Example of transcoding or offline encode/decode

// App-specific sources and sinks of media
const input = ...;  // Reads container from source (like a file)
const output = ...;  // Writes container to source (like a file)
// App-specific containerization code (not provided by browser)
const demuxer = ...;  // Reads container into frames
const muxer = ...;  // Writes frames into container


const audioDecoder = new AudioDecoder({codec: "aac"});
const audioEncoder = new AudioEncoder({
  codec: "opus", 
  bitsPerSecond: 60000
});
demuxer.audio
  .pipeThrough(audioDecoder)
  .pipeThrough(audioEncoder)
  .pipeTo(muxer.audio);

const videoDecoder = new VideoDecoder({codec: "h264"});
const videoEncoder = new VideoEncoder({
  codec: "vp8", bitsPerSecond: 1000000
});
demuxer.video
  .pipeThrough(videoDecoder)
  .pipeThrough(videoEncoder)
  .pipeTo(muxer.video);

input.readable.pipeInto(demuxer.writable);
muxer.readable.pipeInto(output.writable);

Alternative designs considered

Media Source Extensions (MSE) is already used widely for low-latency streaming.

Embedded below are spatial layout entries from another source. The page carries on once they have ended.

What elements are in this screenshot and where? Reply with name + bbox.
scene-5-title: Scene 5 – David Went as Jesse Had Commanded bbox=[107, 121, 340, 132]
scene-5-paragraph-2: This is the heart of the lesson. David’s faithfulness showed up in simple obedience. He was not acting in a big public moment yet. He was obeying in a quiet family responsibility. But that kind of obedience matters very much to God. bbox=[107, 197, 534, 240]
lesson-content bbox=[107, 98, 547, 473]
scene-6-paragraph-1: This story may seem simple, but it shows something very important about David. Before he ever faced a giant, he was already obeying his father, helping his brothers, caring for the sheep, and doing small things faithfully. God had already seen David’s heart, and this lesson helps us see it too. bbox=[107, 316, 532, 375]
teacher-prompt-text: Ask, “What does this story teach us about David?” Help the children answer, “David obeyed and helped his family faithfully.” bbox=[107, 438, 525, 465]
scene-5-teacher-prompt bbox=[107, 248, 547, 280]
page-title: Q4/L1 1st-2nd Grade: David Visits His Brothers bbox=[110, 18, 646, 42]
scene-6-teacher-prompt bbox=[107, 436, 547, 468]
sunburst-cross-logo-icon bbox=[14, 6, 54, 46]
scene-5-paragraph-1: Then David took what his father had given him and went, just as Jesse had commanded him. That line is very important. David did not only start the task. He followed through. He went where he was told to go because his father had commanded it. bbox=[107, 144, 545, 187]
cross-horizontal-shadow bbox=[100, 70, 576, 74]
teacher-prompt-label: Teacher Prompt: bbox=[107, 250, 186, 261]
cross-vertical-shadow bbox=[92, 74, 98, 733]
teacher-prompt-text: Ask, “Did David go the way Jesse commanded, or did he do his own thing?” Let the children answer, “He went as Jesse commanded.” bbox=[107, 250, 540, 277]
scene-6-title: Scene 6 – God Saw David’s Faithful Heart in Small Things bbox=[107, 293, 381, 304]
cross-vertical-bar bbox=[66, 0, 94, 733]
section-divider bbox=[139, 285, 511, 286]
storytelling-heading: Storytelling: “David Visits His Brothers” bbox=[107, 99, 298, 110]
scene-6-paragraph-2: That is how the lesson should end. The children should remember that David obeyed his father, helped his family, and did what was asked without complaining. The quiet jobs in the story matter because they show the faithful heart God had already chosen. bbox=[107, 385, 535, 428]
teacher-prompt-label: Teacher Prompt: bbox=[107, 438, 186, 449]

However, there are some problems:

  • The way to trigger "low-latency mode" is implicit, not standardized, and not supported by all major browsers
  • Applications must work around the default "stop on underrun" behavior of MSE.
  • Applications must containerize input before adding it to the buffer
  • Applications that do not want history for seeking (cloud gaming) must work to remove/disable it.
  • Applications do not have easy access to the decoded output (for uses other than rendering, such a transcoding).

All of these things could be fixed by adding expanding the MSE API to explicitly support low-latency controls.

But the would only solve decode side of the equation, not the encode side.